作者
Lindsay M. Morton,Danielle M. Karyadi,Chip Stewart,Tetiana Bogdanova,Eric T. Dawson,Mia Steinberg,Jieqiong Dai,Stephen W. Hartley,Sara J. Schonfeld,Joshua N. Sampson,Yosef E. Maruvka,Vidushi Kapoor,Dale A. Ramsden,Juan Carvajal-Garcia,Charles M. Perou,Joel S. Parker,Marko Krznaric,Meredith Yeager,Joseph F. Boland,Amy Hutchinson,Belynda Hicks,Casey Dagnall,Julie M. Gastier-Foster,Jay Bowen,Olivia W. Lee,Mitchell J. Machiela,Elizabeth K. Cahoon,Alina V. Brenner,Kiyohiko Mabuchi,Vladimir Drozdovitch,Sergii Masiuk,Mykola Chepurny,Liudmyla Zurnadzhy,Maureen Hatch,Amy Berrington de Gonzalez,Gerry Thomas,M.D. Tronko,Gad Getz,Stephen J. Chanock
摘要
The 1986 Chernobyl nuclear power plant accident increased papillary thyroid carcinoma (PTC) incidence in surrounding regions, particularly for radioactive iodine (131I)-exposed children.
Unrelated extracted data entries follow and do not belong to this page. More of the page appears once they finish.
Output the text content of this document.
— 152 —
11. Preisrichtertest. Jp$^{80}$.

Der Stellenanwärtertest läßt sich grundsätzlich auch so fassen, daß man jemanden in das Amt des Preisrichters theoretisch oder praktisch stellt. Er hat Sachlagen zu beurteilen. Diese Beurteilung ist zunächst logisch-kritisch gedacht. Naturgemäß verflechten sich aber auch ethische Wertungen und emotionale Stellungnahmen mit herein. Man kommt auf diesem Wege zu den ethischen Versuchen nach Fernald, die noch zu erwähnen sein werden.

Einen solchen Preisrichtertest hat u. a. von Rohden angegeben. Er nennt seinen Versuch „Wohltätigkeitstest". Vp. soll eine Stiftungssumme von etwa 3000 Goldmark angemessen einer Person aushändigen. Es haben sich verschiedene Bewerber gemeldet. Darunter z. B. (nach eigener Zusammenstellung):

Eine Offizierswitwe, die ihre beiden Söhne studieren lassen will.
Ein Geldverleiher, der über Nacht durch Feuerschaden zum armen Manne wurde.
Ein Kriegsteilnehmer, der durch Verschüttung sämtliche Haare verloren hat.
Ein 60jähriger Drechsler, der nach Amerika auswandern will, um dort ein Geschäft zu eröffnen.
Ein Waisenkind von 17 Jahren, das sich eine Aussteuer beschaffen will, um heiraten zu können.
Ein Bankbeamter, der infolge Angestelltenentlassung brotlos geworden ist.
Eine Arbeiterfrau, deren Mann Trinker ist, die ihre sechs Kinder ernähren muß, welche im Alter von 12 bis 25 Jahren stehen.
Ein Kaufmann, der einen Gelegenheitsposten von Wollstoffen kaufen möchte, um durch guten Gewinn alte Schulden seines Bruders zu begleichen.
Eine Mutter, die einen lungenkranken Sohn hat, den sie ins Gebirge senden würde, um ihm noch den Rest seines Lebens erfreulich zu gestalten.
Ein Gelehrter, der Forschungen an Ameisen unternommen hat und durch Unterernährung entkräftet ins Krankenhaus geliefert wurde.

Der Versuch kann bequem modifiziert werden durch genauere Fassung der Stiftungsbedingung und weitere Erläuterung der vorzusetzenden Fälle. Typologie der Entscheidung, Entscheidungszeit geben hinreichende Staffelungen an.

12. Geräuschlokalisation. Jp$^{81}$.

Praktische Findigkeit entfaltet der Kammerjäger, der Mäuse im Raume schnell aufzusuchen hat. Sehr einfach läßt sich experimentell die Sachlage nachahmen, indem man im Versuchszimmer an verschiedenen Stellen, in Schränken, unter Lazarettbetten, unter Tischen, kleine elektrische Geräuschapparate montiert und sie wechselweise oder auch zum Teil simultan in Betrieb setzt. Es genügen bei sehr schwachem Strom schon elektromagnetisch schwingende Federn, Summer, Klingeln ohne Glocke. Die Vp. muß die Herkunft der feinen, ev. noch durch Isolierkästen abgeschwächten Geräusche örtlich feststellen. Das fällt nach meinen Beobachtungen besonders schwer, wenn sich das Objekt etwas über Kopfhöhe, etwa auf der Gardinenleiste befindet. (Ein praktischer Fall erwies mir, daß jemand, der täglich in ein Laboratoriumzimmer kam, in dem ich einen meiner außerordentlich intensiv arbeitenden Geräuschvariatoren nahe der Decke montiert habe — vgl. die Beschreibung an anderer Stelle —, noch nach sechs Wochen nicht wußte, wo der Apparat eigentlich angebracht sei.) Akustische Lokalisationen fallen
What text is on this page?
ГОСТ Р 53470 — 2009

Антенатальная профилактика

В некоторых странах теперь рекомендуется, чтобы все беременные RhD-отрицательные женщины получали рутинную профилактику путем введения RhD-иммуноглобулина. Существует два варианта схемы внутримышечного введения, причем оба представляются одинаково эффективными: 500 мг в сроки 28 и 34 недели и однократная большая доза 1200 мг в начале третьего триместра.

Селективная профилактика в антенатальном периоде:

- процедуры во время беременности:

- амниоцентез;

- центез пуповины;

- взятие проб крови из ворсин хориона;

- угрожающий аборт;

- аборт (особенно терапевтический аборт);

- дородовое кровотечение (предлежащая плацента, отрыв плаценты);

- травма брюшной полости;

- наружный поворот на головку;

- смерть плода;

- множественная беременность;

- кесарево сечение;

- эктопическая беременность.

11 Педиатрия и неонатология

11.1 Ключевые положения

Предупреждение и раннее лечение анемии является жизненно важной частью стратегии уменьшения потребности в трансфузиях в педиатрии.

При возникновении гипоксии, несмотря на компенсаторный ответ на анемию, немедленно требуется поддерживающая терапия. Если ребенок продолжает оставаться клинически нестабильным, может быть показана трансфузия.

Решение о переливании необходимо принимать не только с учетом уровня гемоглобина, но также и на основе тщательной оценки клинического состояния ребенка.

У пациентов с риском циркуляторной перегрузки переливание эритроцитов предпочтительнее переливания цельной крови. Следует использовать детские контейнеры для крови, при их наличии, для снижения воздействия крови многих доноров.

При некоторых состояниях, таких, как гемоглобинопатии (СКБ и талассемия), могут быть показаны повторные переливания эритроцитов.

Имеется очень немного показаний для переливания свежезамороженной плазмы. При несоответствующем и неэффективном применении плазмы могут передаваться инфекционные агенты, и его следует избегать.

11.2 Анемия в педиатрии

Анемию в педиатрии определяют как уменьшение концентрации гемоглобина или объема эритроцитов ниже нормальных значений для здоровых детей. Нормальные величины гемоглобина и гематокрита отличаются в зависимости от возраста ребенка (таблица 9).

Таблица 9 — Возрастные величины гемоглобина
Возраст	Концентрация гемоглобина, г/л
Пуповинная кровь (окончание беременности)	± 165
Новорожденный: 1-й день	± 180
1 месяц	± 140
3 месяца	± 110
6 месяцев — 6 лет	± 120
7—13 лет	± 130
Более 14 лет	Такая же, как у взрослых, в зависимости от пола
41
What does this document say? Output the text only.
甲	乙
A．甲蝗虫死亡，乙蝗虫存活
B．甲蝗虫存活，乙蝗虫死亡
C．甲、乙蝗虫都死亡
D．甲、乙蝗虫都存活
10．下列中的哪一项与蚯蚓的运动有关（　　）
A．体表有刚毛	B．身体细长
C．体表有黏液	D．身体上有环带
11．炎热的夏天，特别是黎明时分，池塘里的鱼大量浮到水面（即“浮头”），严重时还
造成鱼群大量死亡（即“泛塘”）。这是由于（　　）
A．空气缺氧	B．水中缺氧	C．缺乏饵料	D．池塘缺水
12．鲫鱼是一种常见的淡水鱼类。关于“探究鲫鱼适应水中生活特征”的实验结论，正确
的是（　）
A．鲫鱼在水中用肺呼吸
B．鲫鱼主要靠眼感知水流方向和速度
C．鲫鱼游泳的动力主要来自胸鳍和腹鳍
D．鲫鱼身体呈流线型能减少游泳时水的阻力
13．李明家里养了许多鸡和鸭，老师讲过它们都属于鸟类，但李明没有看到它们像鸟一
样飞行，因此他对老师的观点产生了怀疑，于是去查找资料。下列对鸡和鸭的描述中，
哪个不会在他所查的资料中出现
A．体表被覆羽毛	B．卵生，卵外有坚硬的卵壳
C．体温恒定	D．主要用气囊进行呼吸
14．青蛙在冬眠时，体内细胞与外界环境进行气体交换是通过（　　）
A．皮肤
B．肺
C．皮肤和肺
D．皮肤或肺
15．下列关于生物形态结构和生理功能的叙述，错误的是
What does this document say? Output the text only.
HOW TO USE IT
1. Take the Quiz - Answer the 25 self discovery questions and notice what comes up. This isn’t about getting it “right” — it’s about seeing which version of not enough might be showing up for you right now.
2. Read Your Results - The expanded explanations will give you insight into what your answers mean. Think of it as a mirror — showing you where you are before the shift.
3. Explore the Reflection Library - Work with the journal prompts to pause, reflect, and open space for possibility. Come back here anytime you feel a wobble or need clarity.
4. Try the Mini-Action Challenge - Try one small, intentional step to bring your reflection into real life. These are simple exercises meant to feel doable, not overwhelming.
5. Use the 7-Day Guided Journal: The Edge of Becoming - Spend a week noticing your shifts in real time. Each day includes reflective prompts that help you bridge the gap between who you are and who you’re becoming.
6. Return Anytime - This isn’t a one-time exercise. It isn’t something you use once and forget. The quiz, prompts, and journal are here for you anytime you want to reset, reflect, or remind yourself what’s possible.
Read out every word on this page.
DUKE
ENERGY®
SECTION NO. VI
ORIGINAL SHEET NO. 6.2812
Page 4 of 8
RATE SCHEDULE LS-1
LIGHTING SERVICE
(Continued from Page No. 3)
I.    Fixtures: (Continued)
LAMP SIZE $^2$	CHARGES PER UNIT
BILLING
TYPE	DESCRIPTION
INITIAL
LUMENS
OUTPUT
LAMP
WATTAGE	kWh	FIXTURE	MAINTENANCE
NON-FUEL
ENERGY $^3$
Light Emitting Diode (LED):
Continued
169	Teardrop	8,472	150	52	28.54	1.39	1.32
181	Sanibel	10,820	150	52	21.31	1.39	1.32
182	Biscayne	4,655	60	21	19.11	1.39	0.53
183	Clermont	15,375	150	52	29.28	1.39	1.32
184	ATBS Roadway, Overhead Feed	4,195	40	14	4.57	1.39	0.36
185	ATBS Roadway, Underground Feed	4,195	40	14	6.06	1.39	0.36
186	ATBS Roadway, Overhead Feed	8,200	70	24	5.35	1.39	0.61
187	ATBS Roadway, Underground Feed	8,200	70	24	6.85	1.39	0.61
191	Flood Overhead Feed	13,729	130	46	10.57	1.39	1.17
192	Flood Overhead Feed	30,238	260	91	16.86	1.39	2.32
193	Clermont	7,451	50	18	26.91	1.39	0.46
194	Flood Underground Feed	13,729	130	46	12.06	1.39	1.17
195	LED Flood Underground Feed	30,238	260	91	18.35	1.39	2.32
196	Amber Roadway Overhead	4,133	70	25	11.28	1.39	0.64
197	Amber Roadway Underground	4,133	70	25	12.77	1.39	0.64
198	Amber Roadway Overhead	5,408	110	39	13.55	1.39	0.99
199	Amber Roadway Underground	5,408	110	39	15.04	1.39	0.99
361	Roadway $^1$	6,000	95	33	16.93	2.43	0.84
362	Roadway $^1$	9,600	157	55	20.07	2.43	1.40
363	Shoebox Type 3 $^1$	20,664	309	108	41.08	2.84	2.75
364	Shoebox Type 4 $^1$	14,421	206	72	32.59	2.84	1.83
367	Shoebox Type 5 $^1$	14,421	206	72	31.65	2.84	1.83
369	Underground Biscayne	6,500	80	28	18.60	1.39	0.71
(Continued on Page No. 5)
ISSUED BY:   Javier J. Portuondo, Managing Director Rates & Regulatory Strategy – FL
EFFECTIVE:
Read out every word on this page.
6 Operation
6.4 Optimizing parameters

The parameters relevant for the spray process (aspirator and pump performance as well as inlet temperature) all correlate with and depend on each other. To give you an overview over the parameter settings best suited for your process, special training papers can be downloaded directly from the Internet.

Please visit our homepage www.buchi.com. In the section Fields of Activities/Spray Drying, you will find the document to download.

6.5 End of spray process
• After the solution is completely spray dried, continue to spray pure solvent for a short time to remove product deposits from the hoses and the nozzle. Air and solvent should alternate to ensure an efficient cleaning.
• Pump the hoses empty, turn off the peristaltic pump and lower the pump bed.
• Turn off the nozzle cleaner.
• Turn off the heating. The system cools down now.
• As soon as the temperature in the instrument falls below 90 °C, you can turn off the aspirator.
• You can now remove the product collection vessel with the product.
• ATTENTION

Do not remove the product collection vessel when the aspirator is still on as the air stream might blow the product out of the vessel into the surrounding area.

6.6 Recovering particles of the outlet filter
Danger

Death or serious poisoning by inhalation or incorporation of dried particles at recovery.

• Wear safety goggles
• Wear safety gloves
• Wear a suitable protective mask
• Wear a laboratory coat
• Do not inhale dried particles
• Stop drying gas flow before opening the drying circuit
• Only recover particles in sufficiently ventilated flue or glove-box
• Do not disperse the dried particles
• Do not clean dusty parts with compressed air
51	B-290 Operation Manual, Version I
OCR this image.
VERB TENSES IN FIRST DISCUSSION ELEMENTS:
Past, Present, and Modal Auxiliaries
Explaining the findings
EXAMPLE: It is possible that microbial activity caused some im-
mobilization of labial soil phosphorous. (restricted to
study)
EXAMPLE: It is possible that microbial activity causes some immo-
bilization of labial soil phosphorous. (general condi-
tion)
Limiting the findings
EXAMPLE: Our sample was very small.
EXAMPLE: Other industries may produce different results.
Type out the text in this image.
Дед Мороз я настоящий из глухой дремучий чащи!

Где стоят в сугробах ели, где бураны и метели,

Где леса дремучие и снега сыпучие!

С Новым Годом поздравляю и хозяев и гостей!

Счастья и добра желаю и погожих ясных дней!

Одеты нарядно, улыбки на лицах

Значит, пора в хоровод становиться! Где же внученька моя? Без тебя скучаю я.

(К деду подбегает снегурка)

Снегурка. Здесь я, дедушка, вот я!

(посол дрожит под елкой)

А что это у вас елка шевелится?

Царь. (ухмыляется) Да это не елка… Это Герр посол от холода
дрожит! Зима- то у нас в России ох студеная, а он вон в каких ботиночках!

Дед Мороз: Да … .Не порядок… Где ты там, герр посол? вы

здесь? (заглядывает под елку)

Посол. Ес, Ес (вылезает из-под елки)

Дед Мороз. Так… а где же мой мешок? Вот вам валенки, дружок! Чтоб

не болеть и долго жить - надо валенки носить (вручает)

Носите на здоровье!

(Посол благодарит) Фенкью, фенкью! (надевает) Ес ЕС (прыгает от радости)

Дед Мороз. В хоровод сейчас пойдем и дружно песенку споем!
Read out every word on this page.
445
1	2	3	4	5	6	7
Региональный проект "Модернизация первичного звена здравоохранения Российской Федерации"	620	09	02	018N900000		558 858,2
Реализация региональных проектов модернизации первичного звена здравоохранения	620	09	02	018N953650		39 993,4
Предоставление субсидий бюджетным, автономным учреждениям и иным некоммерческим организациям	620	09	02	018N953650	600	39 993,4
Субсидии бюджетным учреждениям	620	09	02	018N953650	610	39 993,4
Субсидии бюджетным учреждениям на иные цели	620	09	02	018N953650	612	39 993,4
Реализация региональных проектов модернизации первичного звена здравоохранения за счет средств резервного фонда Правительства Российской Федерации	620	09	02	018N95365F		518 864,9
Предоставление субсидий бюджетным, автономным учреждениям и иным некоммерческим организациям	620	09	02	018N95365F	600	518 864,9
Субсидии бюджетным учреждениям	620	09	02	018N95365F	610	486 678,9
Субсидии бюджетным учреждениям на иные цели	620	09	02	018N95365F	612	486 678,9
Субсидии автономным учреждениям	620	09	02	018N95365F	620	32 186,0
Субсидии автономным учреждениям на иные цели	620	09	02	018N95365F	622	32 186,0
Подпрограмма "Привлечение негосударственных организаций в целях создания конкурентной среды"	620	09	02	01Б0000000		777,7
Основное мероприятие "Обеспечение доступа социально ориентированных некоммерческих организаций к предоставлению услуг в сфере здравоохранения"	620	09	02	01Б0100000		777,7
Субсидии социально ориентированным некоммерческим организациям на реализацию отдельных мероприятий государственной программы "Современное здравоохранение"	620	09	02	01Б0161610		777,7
We analyzed genomic, transcriptomic, and epigenomic characteristics of 440 PTCs from Ukraine (from 359 individuals with estimated childhood 131I exposure and 81 unexposed children born after 1986). PTCs displayed radiation dose-dependent enrichment of fusion drivers, nearly all in the mitogen-activated protein kinase pathway, and increases in small deletions and simple/balanced structural variants that were clonal and bore hallmarks of nonhomologous end-joining repair. Radiation-related genomic alterations were more pronounced for individuals who were younger at exposure. Transcriptomic and epigenomic features were strongly associated with driver events but not radiation dose. Our results point to DNA double-strand breaks as early carcinogenic events that subsequently enable PTC growth after environmental radiation exposure.